A Espanha voltava a ter como grande adversário não só a Suíça mas também a ansiedade de estar por cima sem conseguir marcar mas, pela primeira vez no Europeu, conseguiu 100% de eficácia no primeiro remate à baliza e que contou ainda com um desvio: canto marcado na direita do ataque, primeiro corte da defesa helvética para fora da área, remate forte de Jordi Alba e Zakaria a mudar a trajetória da bola enganando Sommer na baliza (8′). Koke, num livre direto (17′), ainda teve um remate perigoso de livre direto que passou ligeiramente por cima (17′) mas a primeira parte não iria conhecer muitos mais motivos de interesse, com a equipa espanhola a dominar todos os capítulos do jogo mas sem criar oportunidades flagrantes para aumentar a vantagem.

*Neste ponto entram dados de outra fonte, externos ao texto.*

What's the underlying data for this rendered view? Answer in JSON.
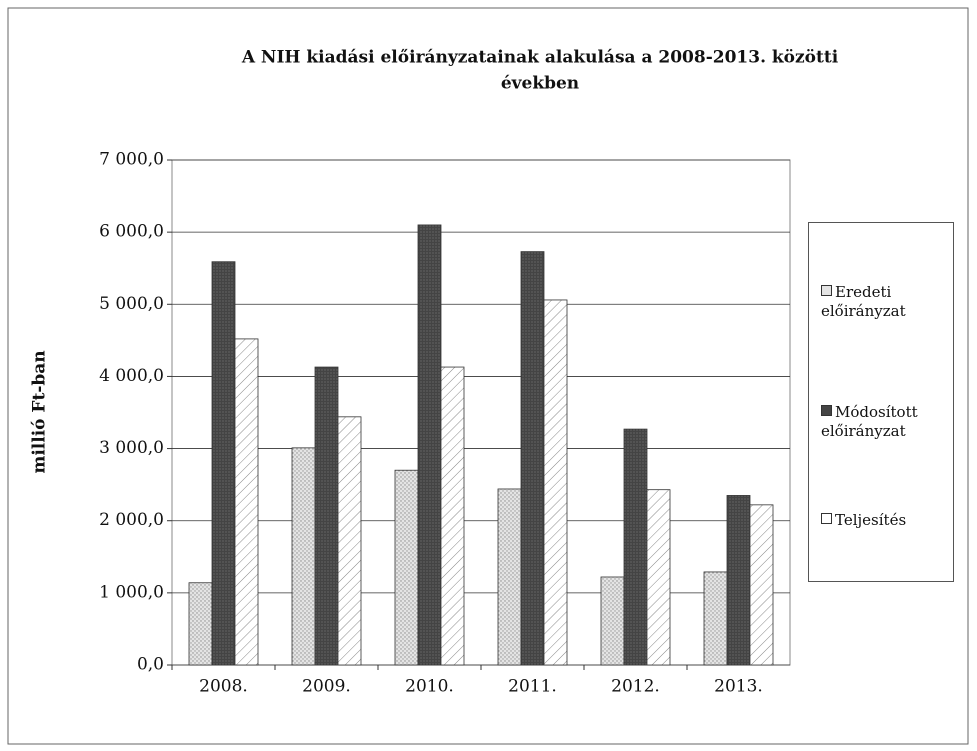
{
  "chart_data": {
    "type": "bar",
    "title": "A NIH kiadási előirányzatainak alakulása a 2008-2013. közötti",
    "title_line2": "években",
    "y_label": "millió Ft-ban",
    "categories": [
      "2008.",
      "2009.",
      "2010.",
      "2011.",
      "2012.",
      "2013."
    ],
    "series": [
      {
        "name": "Eredeti előirányzat",
        "color": "#e4e4e4",
        "values": [
          1140,
          3010,
          2700,
          2440,
          1220,
          1290
        ]
      },
      {
        "name": "Módosított előirányzat",
        "color": "#444444",
        "values": [
          5590,
          4130,
          6100,
          5730,
          3270,
          2350
        ]
      },
      {
        "name": "Teljesítés",
        "color": "#ffffff",
        "values": [
          4520,
          3440,
          4130,
          5060,
          2430,
          2220
        ]
      }
    ],
    "ylim": [
      0,
      7000
    ],
    "yticks": [
      {
        "value": 0,
        "label": "0,0"
      },
      {
        "value": 1000,
        "label": "1 000,0"
      },
      {
        "value": 2000,
        "label": "2 000,0"
      },
      {
        "value": 3000,
        "label": "3 000,0"
      },
      {
        "value": 4000,
        "label": "4 000,0"
      },
      {
        "value": 5000,
        "label": "5 000,0"
      },
      {
        "value": 6000,
        "label": "6 000,0"
      },
      {
        "value": 7000,
        "label": "7 000,0"
      }
    ],
    "grid": true,
    "legend": "right"
  }
}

Ao intervalo, Luis Enrique trocou logo Dani Olmo por Sarabia, pouco depois foi Moreno que rendeu Morata. O selecionador espanhol percebia que a equipa não estava com a mesma dinâmica ofensiva também pelo possível desgaste do prolongamento com a Croácia e foi a Suíça, com uma subida faseada de linhas, a começar a andar mais perto da área contrária, com Zakaria a ameaçar o empate de cabeça após canto (55′) e Zuber a conseguir o primeiro remate enquadrado após combinação com Vargas na área para defesa de Unai Simón para canto (65′). Freuler foi depois expulso com vermelho direto (78′), a Espanha não conseguiu aproveitar essa vantagem e só mesmo no prolongamento surgiu o forcing para evitar os penáltis, com várias oportunidades falhadas por Moreno (sozinho na área ao lado), Jordi Alba (defesa de Sommer) ou Dani Olmo (desviado num defesa). Não marcou. E foi Unai Simón, depois do erro a jogar com os pés frente à Croácia, que decidiu com as mãos.

O jogo a três toques

Para recordar

Yann Sommer. Que, verdade seja dita, não teve assim tanto trabalho como isso durante o tempo regulamentar: uns cruzamentos, umas saídas, o habitual jogo de pés, zero hipóteses no autogolo de Zakaria que poderia dar uma defesa fácil, pouco mais. No prolongamento, quando a equipa mais precisava por não ter capacidade para ir à frente nem ter a mesma disponibilidade física para jogar sem bola, o guarda-redes do B. Mönchengladbach fez uma exibição monstruosa com inúmeras defesas que levaram as decisões para as grandes penalidades. Depois, brilhou Unai Simón. E a partir de hoje mais ninguém se lembrará do erro contra a Croácia, com o guarda-redes a defender duas das quatro tentativas (outra foi por cima da trave) suíças e a segurar a passagem às meias.

Para esquecer

Até este Campeonato da Europa tinham sido marcados na história das fases finais nove autogolos. Só no último Europeu de 2016 tinha sido batido o recorde numa só edição, três. Agora vai em dez. Isso mesmo, dez, mais do que em todas as outras competições em 60 anos juntas. Um, dois, três, cinco, sete, dez. É certo que o remate de Jordi Alba logo ao oitavo minuto, naquele que foi o primeiro remate em todo o jogo, parecia levar a direção da baliza mas iria terminar nas mãos de Yann Sommer se não fosse o desvio de Zakaria, um médio que tentou a todo o custo ser voluntarioso para não ficar atrás de Xhaka mas que foi cometendo erros fruto disso mesmo.

Para valorizar

A capacidade de resistência da Suíça, que voltou a estar atrás no resultado, que conseguiu chegar ao empate aproveitando um erro crasso da defesa espanhola, que aguentou até aos 90 minutos com menos um depois da expulsão de Freuler. Vladimir Petkovic conseguiu fazer aquilo que é mais complicado numa equipa: montar um esquema tático, criar uma ideia, definir uma identidade e saber que cada jogador que entre em campo tem uma perfeita noção do que deve fazer, de como deve fazer e de onde deve fazer. Esse é o maior elogio à Suíça.